Here's why I think it should be true. Firstly, the analogous result is true if we replace the field extension $E$ with $F \oplus F$; this is the main result of the Harris--Scholl paper cited below. Secondly, it's true if $\pi$ is discrete-series: by Frobenius reciprocity we have $Hom_{B(F)}(\pi, \mathbf{C}) = Hom_{GL_2(F)}(\pi, Ind_{B(F)}^{GL_2(F)}(\mathbf{C}))$. The representation $Ind_{B(F)}^{GL_2(F)}(\mathbf{C})$ has a trivial subrepresentation and the quotient is the Steinberg representation $\mathrm{St}$, so we have a left-exact seq $$0 \to Hom_{GL_2(F)}(\pi, \mathbf{C}) \to Hom_{B(F)}(\pi, \mathbf{C}) \to Hom_{GL_2(F)}(\pi, \mathrm{St}).$$ From the results in Prasad's 1992 paper cited below, exactly one of $Hom_{GL_2(F)}(\pi, \mathbf{C})$ and $Hom_{GL_2(F)}(\pi, \mathrm{St})$ is 1-dimensional and the other is zero, so we are done.

However, if $\pi$ is a principal series, we have the same exact sequence but it can happen that $Hom_{GL_2(F)}(\pi, \mathrm{St})$ and $Hom_{GL_2(F)}(\pi, \mathbf{C})$ are both non-zero (this occurs iff $\pi$ is the normalised induction of a pair of characters of $E^\times$ which are distinct, and both trivial on $F^\times$).

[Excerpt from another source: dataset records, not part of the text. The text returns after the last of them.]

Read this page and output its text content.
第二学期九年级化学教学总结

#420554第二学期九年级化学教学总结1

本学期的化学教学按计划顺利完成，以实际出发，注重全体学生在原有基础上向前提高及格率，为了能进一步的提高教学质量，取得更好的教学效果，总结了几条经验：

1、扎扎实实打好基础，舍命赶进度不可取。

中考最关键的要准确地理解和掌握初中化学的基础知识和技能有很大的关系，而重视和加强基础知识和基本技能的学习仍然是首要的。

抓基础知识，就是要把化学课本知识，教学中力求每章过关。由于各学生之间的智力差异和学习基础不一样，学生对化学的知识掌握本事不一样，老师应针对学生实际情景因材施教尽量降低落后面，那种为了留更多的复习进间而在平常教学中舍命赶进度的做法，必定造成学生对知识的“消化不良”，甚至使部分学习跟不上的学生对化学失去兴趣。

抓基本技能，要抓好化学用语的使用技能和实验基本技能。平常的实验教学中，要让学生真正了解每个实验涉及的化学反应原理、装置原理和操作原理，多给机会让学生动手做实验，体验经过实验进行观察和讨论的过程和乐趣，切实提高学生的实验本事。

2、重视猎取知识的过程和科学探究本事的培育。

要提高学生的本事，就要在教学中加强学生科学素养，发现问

I tried to bash out this case via Mackey theory, but I couldn't get it to work.

*Harris, M.; Scholl, A. J.*, **A note on trilinear forms for reducible representations and Beilinson’s conjectures.**, J. Eur. Math. Soc. (JEMS) 3, No. 1, 93-104 (2001). Preprint version Published version

*Prasad, Dipendra*, **Invariant forms for representations of $\text{GL}_2$ over a local field**, Am. J. Math. 114, No. 6, 1317-1363 (1992).